The side-chain amino group of lysine has some nucleophilicity, making it easily covalently linked to probes. More importantly, lysine is often a functional site of many proteins, such as enzyme active sites or located in protein-ligand binding pockets, mediating interactions between proteins and their ligands. Additionally, lysine is the most important site of post-translational modifications in organisms, including acylation, methylation, ubiquitination, and other types of post-translational modifications, directly regulating important biological processes such as epigenetics, cell development, and proliferation. Lysine is considered the most promising covalent drug binding site. Research on lysine-targeted drugs is also gaining attention, such as lysine in the PI3K kinase active site being the target of the natural product wortmannin, leading to the development of PI3K covalent inhibitors, which have entered clinical trials for non-small cell lung cancer, castration-resistant prostate cancer, and glioblastoma.

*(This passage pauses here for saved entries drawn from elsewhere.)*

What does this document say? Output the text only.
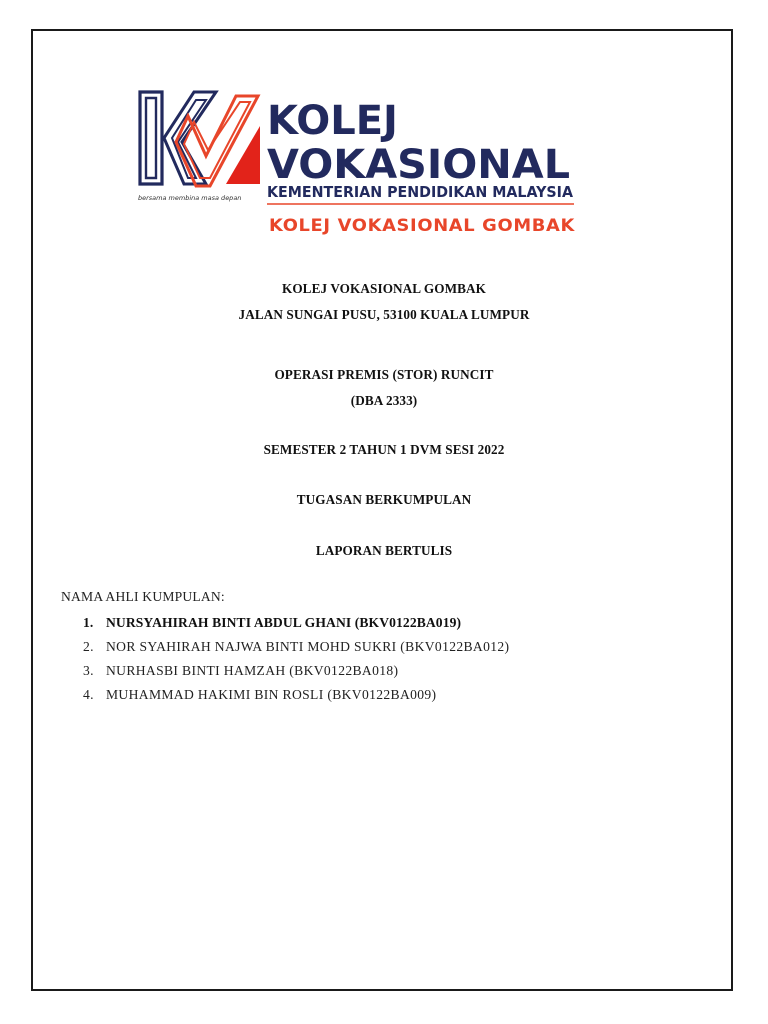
bersama membina masa depan
KOLEJ
VOKASIONAL
KEMENTERIAN PENDIDIKAN MALAYSIA
KOLEJ VOKASIONAL GOMBAK
KOLEJ VOKASIONAL GOMBAK
JALAN SUNGAI PUSU, 53100 KUALA LUMPUR
OPERASI PREMIS (STOR) RUNCIT
(DBA 2333)
SEMESTER 2 TAHUN 1 DVM SESI 2022
TUGASAN BERKUMPULAN
LAPORAN BERTULIS
NAMA AHLI KUMPULAN:
1. NURSYAHIRAH BINTI ABDUL GHANI (BKV0122BA019)
2. NOR SYAHIRAH NAJWA BINTI MOHD SUKRI (BKV0122BA012)
3. NURHASBI BINTI HAMZAH (BKV0122BA018)
4. MUHAMMAD HAKIMI BIN ROSLI (BKV0122BA009)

The active esters generated by carboxylic acid activation are the main reactive groups currently used for lysine labeling. A series of active ester chemical probes have been developed for selective labeling of lysine. Using commercially available hydroxysuccinimide (NHS)-alkyne probes to label lysine residues in mouse liver tissue, this method identified 1639 lysine residues, of which 31% were functional sites, including binding active centers, calcium ion binding sites, and post-translational modification sites. Based on the mild reaction conditions of NHS, which has good biocompatibility, compounds based on NHS-esters are synthesized for lysine screening in target proteins, such as K497 in dihydropyrimidine dehydrogenase (Dpyd) and K211 in aldehyde dehydrogenase 2 (Aldh2), providing candidate targets for targeted drug design.